Join ceramicists Timea Tihanyi and Sylwia Tur for an in-gallery discussion of their exhibition Object Permanence. A site-specific installation that includes porcelain sculptures, audio, and video artworks, Object Permanence serves as a space for dialogue and collaboration between Tihanyi and Tur, and an opportunity for visitors to discover convergences and divergences between the two artists’ personal histories, artistic imaginations, and creative methodologies.
Bellevue Arts Museum Forum
Free with Museum admission and RSVP
About the speakers
Timea Tihanyi is a Hungarian-born interdisciplinary visual artist and ceramist living and working in Seattle, Washington. Tihanyi holds a Doctor of Medicine degree from Semmelweis University, Budapest, Hungary; a BFA in Ceramics from the Massachusetts College of Art in Boston; and an MFA in ceramics from the University of Washington. Tihanyi’s work has been exhibited in the United States, Brazil, Australia, Denmark, Spain, and the Netherlands. She has received many recognitions, including the 2018 Neddy Award in Open Media, a 2018–19 Bergstrom Award, and a New Foundation travel grant. In Seattle, her work has been part of numerous solo and group exhibitions at Gallery 4Culture, CoCA, Consolidated Works, Seattle Art Museum (SAM) Gallery, Davidson Contemporary, and SOIL Gallery. Her work is represented by the Linda Hodges Gallery, Seattle. Tihanyi is a teaching professor in the Interdisciplinary Visual Arts program at the University of Washington. She is the founder and director of Slip Rabbit, a unique mentoring space for experimentation and learning at the intersections of art, design, architecture, science, and engineering. Slip Rabbit is the first technoceramics studio in the Pacific Northwest.
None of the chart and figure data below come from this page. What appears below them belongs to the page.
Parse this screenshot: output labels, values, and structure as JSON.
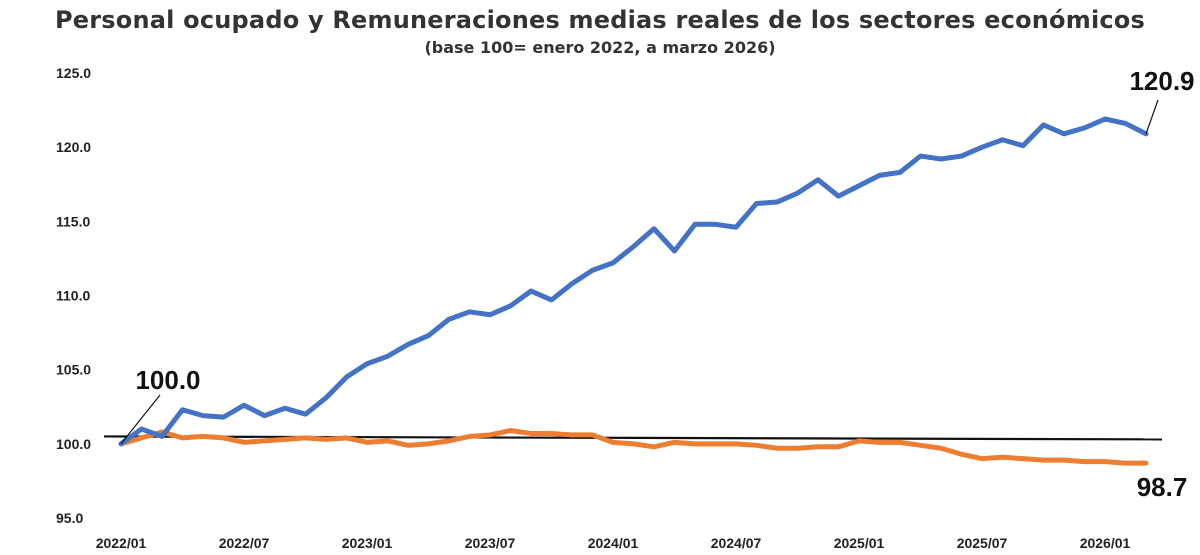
{
  "chart_data": {
    "type": "line",
    "title": "Personal ocupado y Remuneraciones medias reales de los sectores económicos",
    "subtitle": "(base 100= enero 2022, a marzo 2026)",
    "ylim": [
      95,
      125
    ],
    "yticks": [
      "95.0",
      "100.0",
      "105.0",
      "110.0",
      "115.0",
      "120.0",
      "125.0"
    ],
    "xticks": [
      "2022/01",
      "2022/07",
      "2023/01",
      "2023/07",
      "2024/01",
      "2024/07",
      "2025/01",
      "2025/07",
      "2026/01"
    ],
    "x": [
      "2022/01",
      "2022/02",
      "2022/03",
      "2022/04",
      "2022/05",
      "2022/06",
      "2022/07",
      "2022/08",
      "2022/09",
      "2022/10",
      "2022/11",
      "2022/12",
      "2023/01",
      "2023/02",
      "2023/03",
      "2023/04",
      "2023/05",
      "2023/06",
      "2023/07",
      "2023/08",
      "2023/09",
      "2023/10",
      "2023/11",
      "2023/12",
      "2024/01",
      "2024/02",
      "2024/03",
      "2024/04",
      "2024/05",
      "2024/06",
      "2024/07",
      "2024/08",
      "2024/09",
      "2024/10",
      "2024/11",
      "2024/12",
      "2025/01",
      "2025/02",
      "2025/03",
      "2025/04",
      "2025/05",
      "2025/06",
      "2025/07",
      "2025/08",
      "2025/09",
      "2025/10",
      "2025/11",
      "2025/12",
      "2026/01",
      "2026/02",
      "2026/03"
    ],
    "series": [
      {
        "color": "#4472C4",
        "values": [
          100.0,
          101.0,
          100.5,
          102.3,
          101.9,
          101.8,
          102.6,
          101.9,
          102.4,
          102.0,
          103.1,
          104.5,
          105.4,
          105.9,
          106.7,
          107.3,
          108.4,
          108.9,
          108.7,
          109.3,
          110.3,
          109.7,
          110.8,
          111.7,
          112.2,
          113.3,
          114.5,
          113.0,
          114.8,
          114.8,
          114.6,
          116.2,
          116.3,
          116.9,
          117.8,
          116.7,
          117.4,
          118.1,
          118.3,
          119.4,
          119.2,
          119.4,
          120.0,
          120.5,
          120.1,
          121.5,
          120.9,
          121.3,
          121.9,
          121.6,
          120.9
        ]
      },
      {
        "color": "#ED7D31",
        "values": [
          100.0,
          100.4,
          100.8,
          100.4,
          100.5,
          100.4,
          100.1,
          100.2,
          100.3,
          100.4,
          100.3,
          100.4,
          100.1,
          100.2,
          99.9,
          100.0,
          100.2,
          100.5,
          100.6,
          100.9,
          100.7,
          100.7,
          100.6,
          100.6,
          100.1,
          100.0,
          99.8,
          100.1,
          100.0,
          100.0,
          100.0,
          99.9,
          99.7,
          99.7,
          99.8,
          99.8,
          100.2,
          100.1,
          100.1,
          99.9,
          99.7,
          99.3,
          99.0,
          99.1,
          99.0,
          98.9,
          98.9,
          98.8,
          98.8,
          98.7,
          98.7
        ]
      }
    ],
    "reference_line": {
      "color": "#111111",
      "from": 100.5,
      "to": 100.3
    },
    "annotations": [
      {
        "text": "100.0",
        "series": 1,
        "index": 0
      },
      {
        "text": "120.9",
        "series": 0,
        "index": 50
      },
      {
        "text": "98.7",
        "series": 1,
        "index": 50
      }
    ],
    "grid": false,
    "legend": "none"
  }
}
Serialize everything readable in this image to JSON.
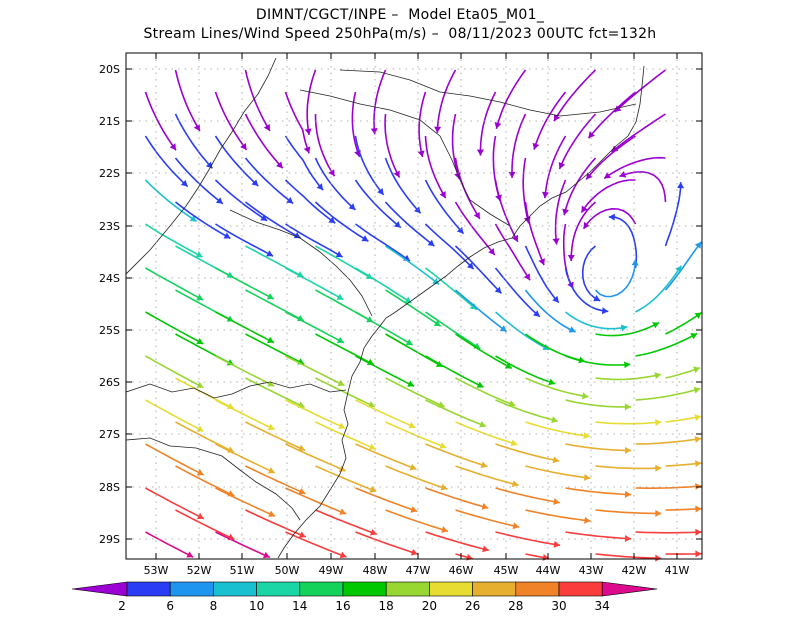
{
  "title": {
    "line1": "DIMNT/CGCT/INPE –  Model Eta05_M01_",
    "line2": "Stream Lines/Wind Speed 250hPa(m/s) –  08/11/2023 00UTC fct=132h"
  },
  "map": {
    "lat_labels": [
      "20S",
      "21S",
      "22S",
      "23S",
      "24S",
      "25S",
      "26S",
      "27S",
      "28S",
      "29S"
    ],
    "lon_labels": [
      "53W",
      "52W",
      "51W",
      "50W",
      "49W",
      "48W",
      "47W",
      "46W",
      "45W",
      "44W",
      "43W",
      "42W",
      "41W"
    ],
    "lon_range": [
      -53.8,
      -40.6
    ],
    "lat_range": [
      -29.4,
      -19.8
    ],
    "grid": true
  },
  "colorbar": {
    "labels": [
      "2",
      "6",
      "8",
      "10",
      "14",
      "16",
      "18",
      "20",
      "26",
      "28",
      "30",
      "34"
    ],
    "colors": [
      "#9b00d3",
      "#2a3df5",
      "#1e96f0",
      "#19c0d0",
      "#1ad6a6",
      "#14d25a",
      "#00c800",
      "#98d632",
      "#e6dc32",
      "#e6af2d",
      "#f08228",
      "#fa3c3c",
      "#dc0a8c"
    ]
  }
}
Sylwia Tur was born and raised in Poland. She received MA and BA degrees in Linguistics from the University of Washington in Seattle, followed by post-Baccalaureate studies in Studio Art (Ceramics) also at the UW. Tur is interested in language, architecture, and design, distilled to their basic components of organization, grid, proportion, and reduction. Modernism, minimalism, and brutalist architecture, growing up in communist Poland, seeing the rise of solidarity and observing the country undergoing political, social, and economic changes, have all shaped her perception and aesthetics. Sylwia’s work has been exhibited locally at Linda Hodges Gallery in Seattle, Foster/White, Gallery4Culture, Museum of Northwest Art, Francine Seders Gallery, Monarch Contemporary, and CoCA. She is a recipient of the Individual Artist Grant from 4Culture, Artist Trust GAP Grant, and the Regional Exhibition Award from the National Council of Education for the Ceramic Arts (NCECA). Her artwork is in private and public collections around the world. In addition to her art practice, she works as a linguist, a field from which she continues to draw inspiration.